The aim of this symposium is to explore the connections across quantum and electron optics as well as atomic physics in the field of angular momentum of localised field, raising new questions about light matter interaction based on both spin and orbital angular momentum.
Spin-Orbit interaction for light and matter waves
15 - 19 April 2013 Max Planck Institute for the Physics of Complex Systems, Dresden, Germany www.pks.mpg.de/~soilm13 Organisation: Jörg Götte, Wolfgang Löffler, Andrea Aiello and Konstantin Bliokh
Spin-orbit interaction is a well-known phenomenon in atomic physics and condensed-matter science. It pertains to the coupling of the spin of any particle, for instance an electron, to its orbital or motional degrees of freedom. For photons, the spin and orbital degrees of freedom correspond respectively to the polarization and spatial structure of the light field. Combined high-precision control and manipulation of spin-orbit interactions is a recent experimental development which has wide ranging practical implications for various fields, such as optical scattering, light-particle interaction and trapping, optical quantum information, microscopy and metamaterials. The newly obtained findings and viewpoints stimulated research in different systems such as electron or neutron beams.

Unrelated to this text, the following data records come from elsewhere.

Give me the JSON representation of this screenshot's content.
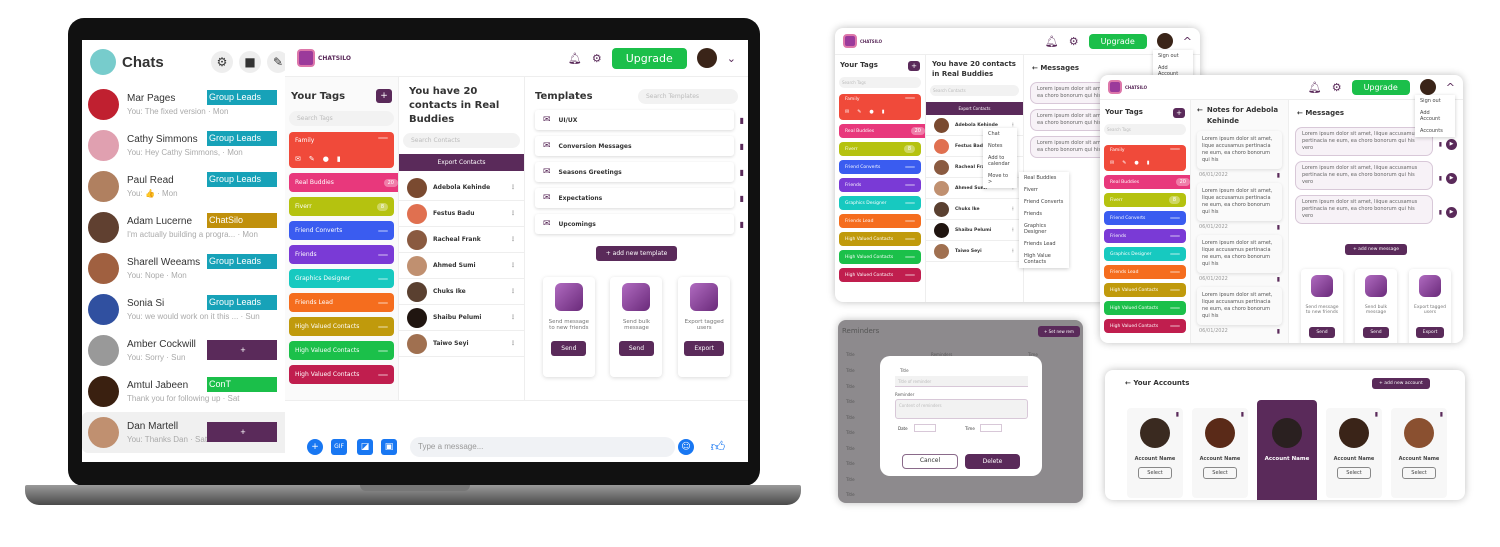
{
  "colors": {
    "brand": "#5a2a5a",
    "upgrade": "#1bbf4a",
    "messenger": "#1877f2"
  },
  "brand": {
    "logo_text": "CHATSILO"
  },
  "messenger": {
    "title": "Chats",
    "icons": [
      "gear-icon",
      "video-icon",
      "compose-icon"
    ],
    "chats": [
      {
        "name": "Mar Pages",
        "preview": "You: The fixed version · Mon",
        "tag": "Group Leads",
        "tag_color": "#17a2b8",
        "avatar": "#c02030"
      },
      {
        "name": "Cathy Simmons",
        "preview": "You: Hey Cathy Simmons,      · Mon",
        "tag": "Group Leads",
        "tag_color": "#17a2b8",
        "avatar": "#e0a0b0"
      },
      {
        "name": "Paul Read",
        "preview": "You: 👍 · Mon",
        "tag": "Group Leads",
        "tag_color": "#17a2b8",
        "avatar": "#b08060"
      },
      {
        "name": "Adam Lucerne",
        "preview": "I'm actually building a progra... · Mon",
        "tag": "ChatSilo",
        "tag_color": "#c0900c",
        "avatar": "#604030"
      },
      {
        "name": "Sharell Weeams",
        "preview": "You: Nope · Mon",
        "tag": "Group Leads",
        "tag_color": "#17a2b8",
        "avatar": "#a06040"
      },
      {
        "name": "Sonia Si",
        "preview": "You: we would work on it this ... · Sun",
        "tag": "Group Leads",
        "tag_color": "#17a2b8",
        "avatar": "#3050a0"
      },
      {
        "name": "Amber Cockwill",
        "preview": "You: Sorry · Sun",
        "tag": "+",
        "tag_color": "#5a2a5a",
        "avatar": "#999"
      },
      {
        "name": "Amtul Jabeen",
        "preview": "Thank you for following up · Sat",
        "tag": "ConT",
        "tag_color": "#1bbf4a",
        "avatar": "#3a2010"
      },
      {
        "name": "Dan Martell",
        "preview": "You: Thanks Dan · Sat",
        "tag": "+",
        "tag_color": "#5a2a5a",
        "avatar": "#c09070"
      }
    ],
    "composer_placeholder": "Type a message...",
    "composer_icons": [
      "plus-icon",
      "gif-icon",
      "sticker-icon",
      "image-icon",
      "emoji-icon",
      "thumbs-up-icon"
    ]
  },
  "app": {
    "upgrade": "Upgrade",
    "tags_title": "Your Tags",
    "add": "+",
    "search_tags": "Search Tags",
    "contacts_title": "You have 20 contacts in Real Buddies",
    "search_contacts": "Search Contacts",
    "export_contacts": "Export Contacts",
    "tags": [
      {
        "label": "Family",
        "color": "#f04a3a",
        "count": ""
      },
      {
        "label": "Real Buddies",
        "color": "#e8387c",
        "count": "20"
      },
      {
        "label": "Fiverr",
        "color": "#b5c20f",
        "count": "8"
      },
      {
        "label": "Friend Converts",
        "color": "#3a5cf0",
        "count": ""
      },
      {
        "label": "Friends",
        "color": "#7a3ad6",
        "count": ""
      },
      {
        "label": "Graphics Designer",
        "color": "#17c9c0",
        "count": ""
      },
      {
        "label": "Friends Lead",
        "color": "#f56d1e",
        "count": ""
      },
      {
        "label": "High Valued Contacts",
        "color": "#c09a0c",
        "count": ""
      },
      {
        "label": "High Valued Contacts",
        "color": "#1bc04a",
        "count": ""
      },
      {
        "label": "High Valued Contacts",
        "color": "#c01e4e",
        "count": ""
      }
    ],
    "contacts": [
      {
        "name": "Adebola Kehinde",
        "avatar": "#7a4a30"
      },
      {
        "name": "Festus Badu",
        "avatar": "#e07050"
      },
      {
        "name": "Racheal Frank",
        "avatar": "#8a5a40"
      },
      {
        "name": "Ahmed Sumi",
        "avatar": "#c09070"
      },
      {
        "name": "Chuks Ike",
        "avatar": "#5a4030"
      },
      {
        "name": "Shaibu Pelumi",
        "avatar": "#201510"
      },
      {
        "name": "Taiwo Seyi",
        "avatar": "#a07050"
      }
    ],
    "templates_title": "Templates",
    "search_templates": "Search Templates",
    "templates": [
      "UI/UX",
      "Conversion Messages",
      "Seasons Greetings",
      "Expectations",
      "Upcomings"
    ],
    "add_template": "+  add new template",
    "actions": [
      {
        "text": "Send message to new friends",
        "button": "Send"
      },
      {
        "text": "Send bulk message",
        "button": "Send"
      },
      {
        "text": "Export tagged users",
        "button": "Export"
      }
    ]
  },
  "panel1": {
    "messages_title": "Messages",
    "search": "Search Templ",
    "messages": [
      "Lorem ipsum dolor sit amet, ocusamus pertinacia ne eum, ea choro bonorum qui his vero",
      "Lorem ipsum dolor sit amet, ocusamus pertinacia ne eum, ea choro bonorum qui his vero",
      "Lorem ipsum dolor sit amet, ocusamus pertinacia ne eum, ea choro bonorum qui his vero"
    ],
    "context_menu": [
      "Chat",
      "Notes",
      "Add to calendar",
      "Move to  >"
    ],
    "move_menu": [
      "Real Buddies",
      "Fiverr",
      "Friend Converts",
      "Friends",
      "Graphics Designer",
      "Friends Lead",
      "High Value Contacts"
    ],
    "user_menu": [
      "Sign out",
      "Add Account"
    ]
  },
  "panel2": {
    "notes_title": "Notes for Adebola Kehinde",
    "messages_title": "Messages",
    "search": "Search Templ",
    "notes": [
      {
        "text": "Lorem ipsum dolor sit amet, lique accusamus pertinacia ne eum, ea choro bonorum qui his",
        "date": "06/01/2022"
      },
      {
        "text": "Lorem ipsum dolor sit amet, lique accusamus pertinacia ne eum, ea choro bonorum qui his",
        "date": "06/01/2022"
      },
      {
        "text": "Lorem ipsum dolor sit amet, lique accusamus pertinacia ne eum, ea choro bonorum qui his",
        "date": "06/01/2022"
      },
      {
        "text": "Lorem ipsum dolor sit amet, lique accusamus pertinacia ne eum, ea choro bonorum qui his",
        "date": "06/01/2022"
      }
    ],
    "messages": [
      "Lorem ipsum dolor sit amet, liique accusamus pertinacia ne eum, ea choro bonorum qui his vero",
      "Lorem ipsum dolor sit amet, liique accusamus pertinacia ne eum, ea choro bonorum qui his vero",
      "Lorem ipsum dolor sit amet, liique accusamus pertinacia ne eum, ea choro bonorum qui his vero"
    ],
    "add_message": "+  add new message",
    "user_menu": [
      "Sign out",
      "Add Account",
      "Accounts"
    ]
  },
  "reminders": {
    "title": "Reminders",
    "new": "+  Set new rem",
    "col_title": "Title",
    "col_reminder": "Reminders",
    "col_time": "Time",
    "rows": [
      "Title",
      "Title",
      "Title",
      "Title",
      "Title",
      "Title",
      "Title",
      "Title",
      "Title"
    ],
    "modal": {
      "title_label": "Title",
      "title_placeholder": "Title of reminder",
      "reminder_label": "Reminder",
      "reminder_placeholder": "Content of reminders",
      "date_label": "Date",
      "time_label": "Time",
      "cancel": "Cancel",
      "delete": "Delete"
    }
  },
  "accounts": {
    "title": "Your Accounts",
    "add": "+  add new account",
    "items": [
      {
        "name": "Account Name",
        "button": "Select",
        "selected": false
      },
      {
        "name": "Account Name",
        "button": "Select",
        "selected": false
      },
      {
        "name": "Account Name",
        "button": "",
        "selected": true
      },
      {
        "name": "Account Name",
        "button": "Select",
        "selected": false
      },
      {
        "name": "Account Name",
        "button": "Select",
        "selected": false
      }
    ]
  }
}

Beam shifts: Analogies for light and matter waves
28 March - 1 April 2011 Lorentz Center, Leiden, The Netherlands www.lorentzcenter.nl Organisation: Jörg Götte, Wolfgang Löffler, Andrea Aiello, Konstantin Bliok, Eric Eliel, Victor de Hahn and Henning Schomerus
This Lorentz Workshop aims to explore the analogies in transport phenomena across optics, condensed matter and particle physics. Two prominent examples where such analogies exist are the Goos-Hänchen shift and the spin Hall effect. Both have recently attracted much attention across different areas of physics. The former is a spatial, longitudinal shift of a finite-width optical beam on reflection and has first been observed in total internal reflection. In conditions when quantum effects are significant, a similar effect has been found for wavepackets representing beams of electrons, neutrons, and cold atoms. In this latter case of Schrödinger and Dirac waves, a sharp potential difference replaces the dielectric interface causing optical reflection. The exact nature of the shift depends on internal degrees of freedom, such as the spin of particles. Similarly, in optics the shift changes from longitudinal to transverse for light with spin angular momentum, that is circular polarization.